Messagepar SousNoir » Mar Juil 26, 2016 9:07 pm
Bonsoir ainsivalavie,
Le sujet m'intéresse car j'ai 14 jetons St. George provenant du même lot où j'ai trouvé les jetons de J.R. Ormond. Il y a huit Breton #719 et six Breton #720 que j'ai identifié avec la dernière édition du Charlton "Canadian Colonial Tokens". Après avoir lu votre texte, je suis allé lire ce que W.K. Cross avait écrit sur ces jetons dans le Charlton. Je trouve le texte de W.K. Cross intéressant en ce qui concerne la chronologie de l'émission de ces jetons. Il y a cependant des erreurs factuelles mélangées avec des faits réels qui sont en lien avec la Banque du Haut-Canada. C'est une histoire complexe qui ne peut se résumer aux quelques paragraphes du catalogue Charlton.
La Royal Mint de Londres, depuis la fin du 18e siècle, ne suffisait pas à la demande pour produire les pièces officielles du Royaume-Uni. Dès les années 1780, les marchands de Grande-Bretagne se plaignaient de ne pas avoir assez de monnaie de change pour faire le commerce. La politique monétaire du gouvernement britannique ainsi que la difficulté à obtenir une sanction royale pour émettre des pièces locales ont contribué à la fabrication de jetons illégaux. C'est sans compter les nombreuses pièces contrefaites qui circulaient dans tout le Royaume-Uni et ses colonies. Il faut savoir que la Royal Mint, à cette époque, avait la réputation de produire des pièces de qualité inégale et qui étaient assez facile à reproduire.

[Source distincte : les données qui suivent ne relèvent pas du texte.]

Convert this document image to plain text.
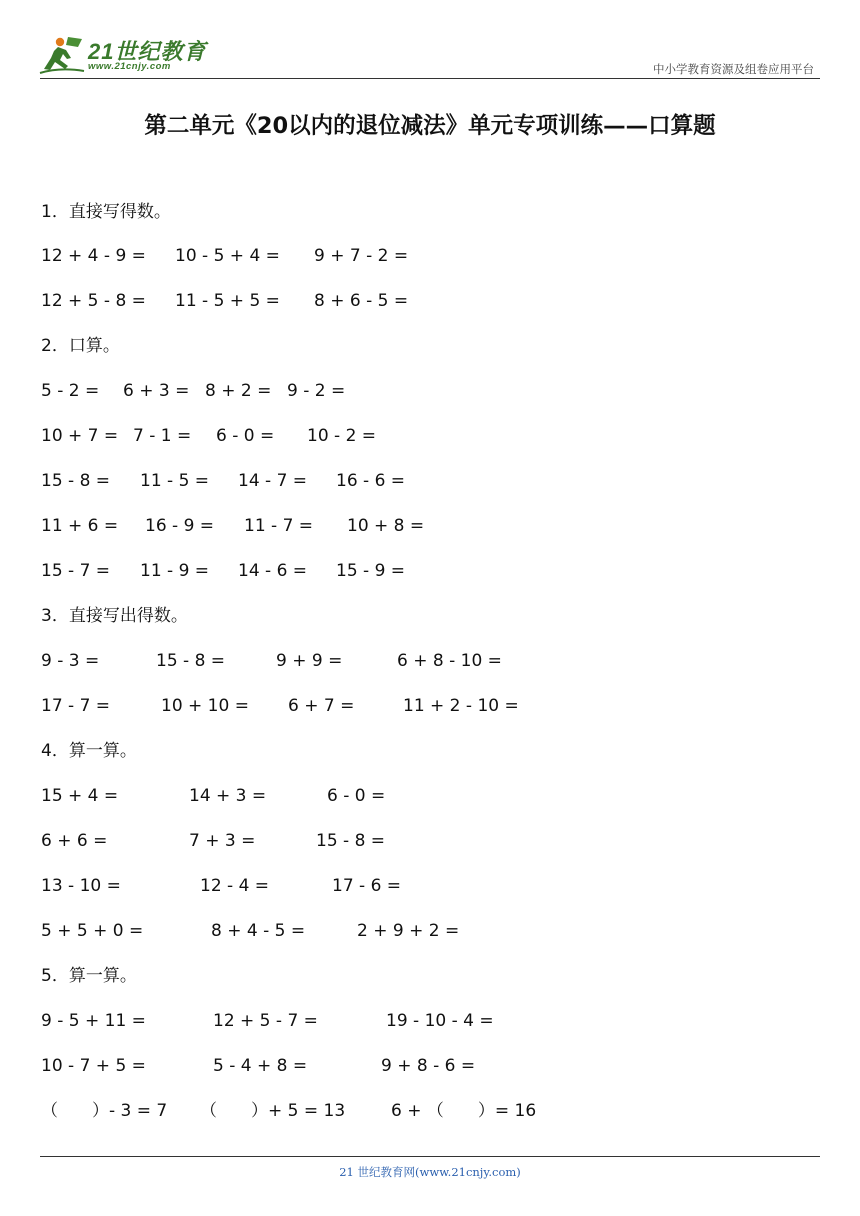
21世纪教育
www.21cnjy.com	中小学教育资源及组卷应用平台
第二单元《20以内的退位减法》单元专项训练——口算题
1．直接写得数。
12 + 4 - 9 = 10 - 5 + 4 = 9 + 7 - 2 =
12 + 5 - 8 = 11 - 5 + 5 = 8 + 6 - 5 =
2．口算。
5 - 2 = 6 + 3 = 8 + 2 = 9 - 2 =
10 + 7 = 7 - 1 = 6 - 0 = 10 - 2 =
15 - 8 = 11 - 5 = 14 - 7 = 16 - 6 =
11 + 6 = 16 - 9 = 11 - 7 = 10 + 8 =
15 - 7 = 11 - 9 = 14 - 6 = 15 - 9 =
3．直接写出得数。
9 - 3 =	15 - 8 =	9 + 9 =	6 + 8 - 10 =
17 - 7 =	10 + 10 = 6 + 7 =	11 + 2 - 10 =
4．算一算。
15 + 4 =	14 + 3 =	6 - 0 =
6 + 6 =	7 + 3 =	15 - 8 =
13 - 10 =	12 - 4 =	17 - 6 =
5 + 5 + 0 =	8 + 4 - 5 =	2 + 9 + 2 =
5．算一算。
9 - 5 + 11 =	12 + 5 - 7 =	19 - 10 - 4 =
10 - 7 + 5 =	5 - 4 + 8 =	9 + 8 - 6 =
（　　）- 3 = 7 （　　）+ 5 = 13	6 + （　　）= 16
21 世纪教育网(www.21cnjy.com)
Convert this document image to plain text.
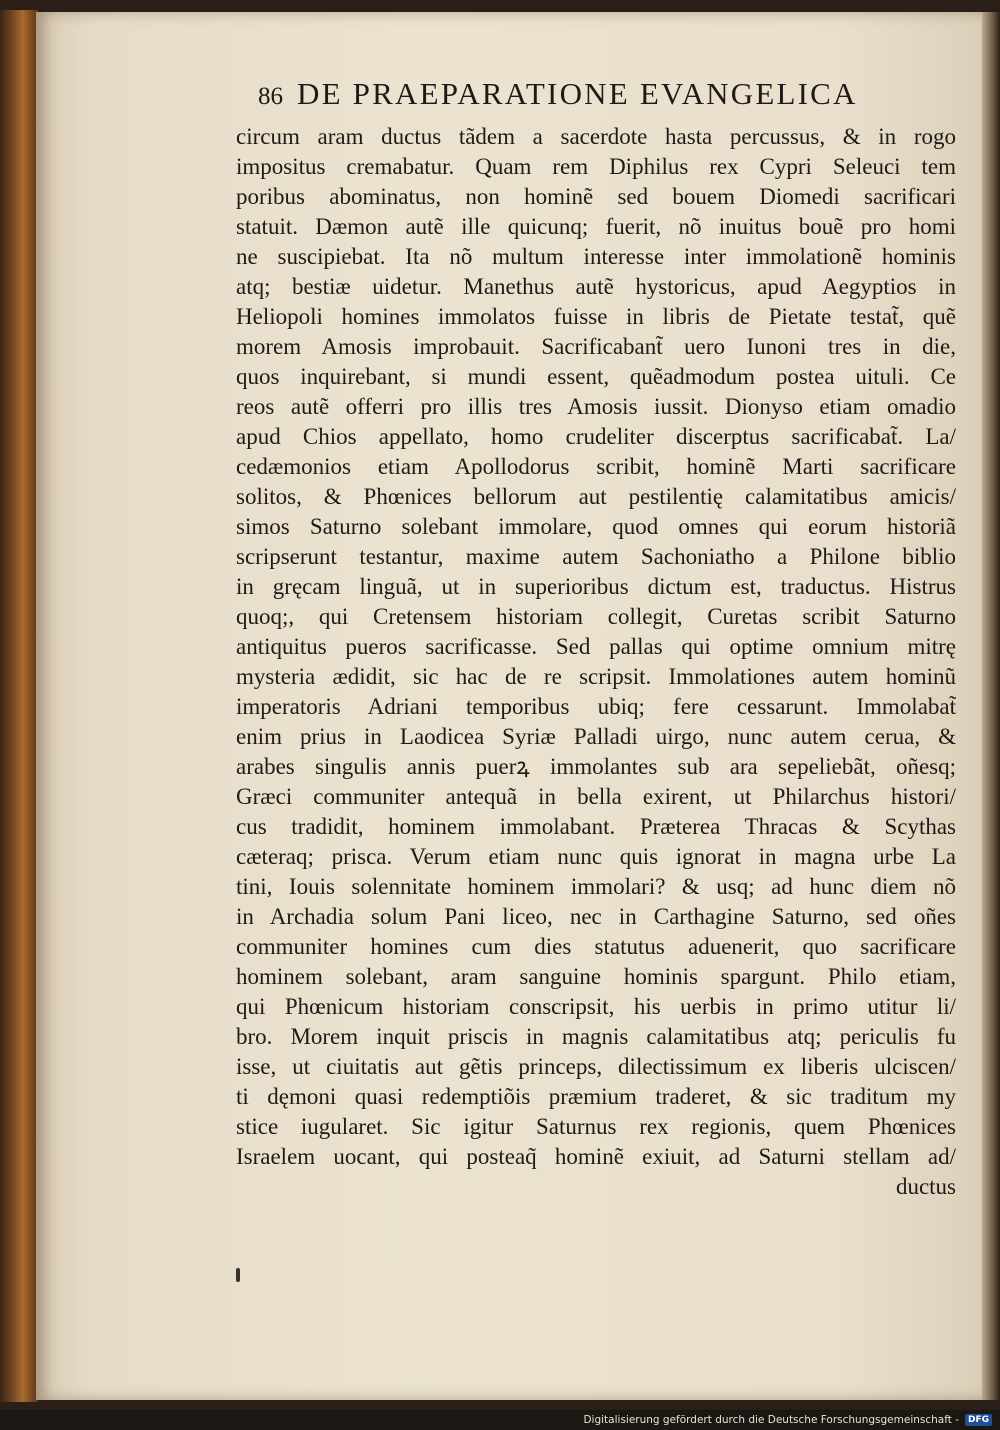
86 DE PRAEPARATIONE EVANGELICA
circum aram ductus tãdem a sacerdote hasta percussus, & in rogo
impositus cremabatur. Quam rem Diphilus rex Cypri Seleuci tem
poribus abominatus, non hominẽ sed bouem Diomedi sacrificari
statuit. Dæmon autẽ ille quicunq; fuerit, nõ inuitus bouẽ pro homi
ne suscipiebat. Ita nõ multum interesse inter immolationẽ hominis
atq; bestiæ uidetur. Manethus autẽ hystoricus, apud Aegyptios in
Heliopoli homines immolatos fuisse in libris de Pietate testat̃, quẽ
morem Amosis improbauit. Sacrificabant̃ uero Iunoni tres in die,
quos inquirebant, si mundi essent, quẽadmodum postea uituli. Ce
reos autẽ offerri pro illis tres Amosis iussit. Dionyso etiam omadio
apud Chios appellato, homo crudeliter discerptus sacrificabat̃. La/
cedæmonios etiam Apollodorus scribit, hominẽ Marti sacrificare
solitos, & Phœnices bellorum aut pestilentię calamitatibus amicis/
simos Saturno solebant immolare, quod omnes qui eorum historiã
scripserunt testantur, maxime autem Sachoniatho a Philone biblio
in gręcam linguã, ut in superioribus dictum est, traductus. Histrus
quoq;, qui Cretensem historiam collegit, Curetas scribit Saturno
antiquitus pueros sacrificasse. Sed pallas qui optime omnium mitrę
mysteria ædidit, sic hac de re scripsit. Immolationes autem hominũ
imperatoris Adriani temporibus ubiq; fere cessarunt. Immolabat̃
enim prius in Laodicea Syriæ Palladi uirgo, nunc autem cerua, &
arabes singulis annis puerꝝ immolantes sub ara sepeliebãt, oñesq;
Græci communiter antequã in bella exirent, ut Philarchus histori/
cus tradidit, hominem immolabant. Præterea Thracas & Scythas
cæteraq; prisca. Verum etiam nunc quis ignorat in magna urbe La
tini, Iouis solennitate hominem immolari? & usq; ad hunc diem nõ
in Archadia solum Pani liceo, nec in Carthagine Saturno, sed oñes
communiter homines cum dies statutus aduenerit, quo sacrificare
hominem solebant, aram sanguine hominis spargunt. Philo etiam,
qui Phœnicum historiam conscripsit, his uerbis in primo utitur li/
bro. Morem inquit priscis in magnis calamitatibus atq; periculis fu
isse, ut ciuitatis aut gẽtis princeps, dilectissimum ex liberis ulciscen/
ti dęmoni quasi redemptiõis præmium traderet, & sic traditum my
stice iugularet. Sic igitur Saturnus rex regionis, quem Phœnices
Israelem uocant, qui posteaq̃ hominẽ exiuit, ad Saturni stellam ad/
ductus
Digitalisierung gefördert durch die Deutsche Forschungsgemeinschaft -	DFG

La situation était encore pire dans les colonies britanniques qui demandaient continuellement des pièces officielles. Plusieurs jetons été été frappés illégalement pour soutenir le commerce. Dans les colonies britanniques d'Amérique du Nord, il y a eu des jetons qui ont été frappés dans des ateliers britanniques et américains sans pour autant avoir obtenu une sanction royale. Les ateliers de monnaie privés faisaient également beaucoup de lobbying afin d'obtenir un contrat du gouvernement britannique pour frapper des pièces officielles. À défaut d'obtenir une autorisation du gouvernement, les marchands et les conseils exécutifs et législatifs des colonies ont fait frapper des pièces.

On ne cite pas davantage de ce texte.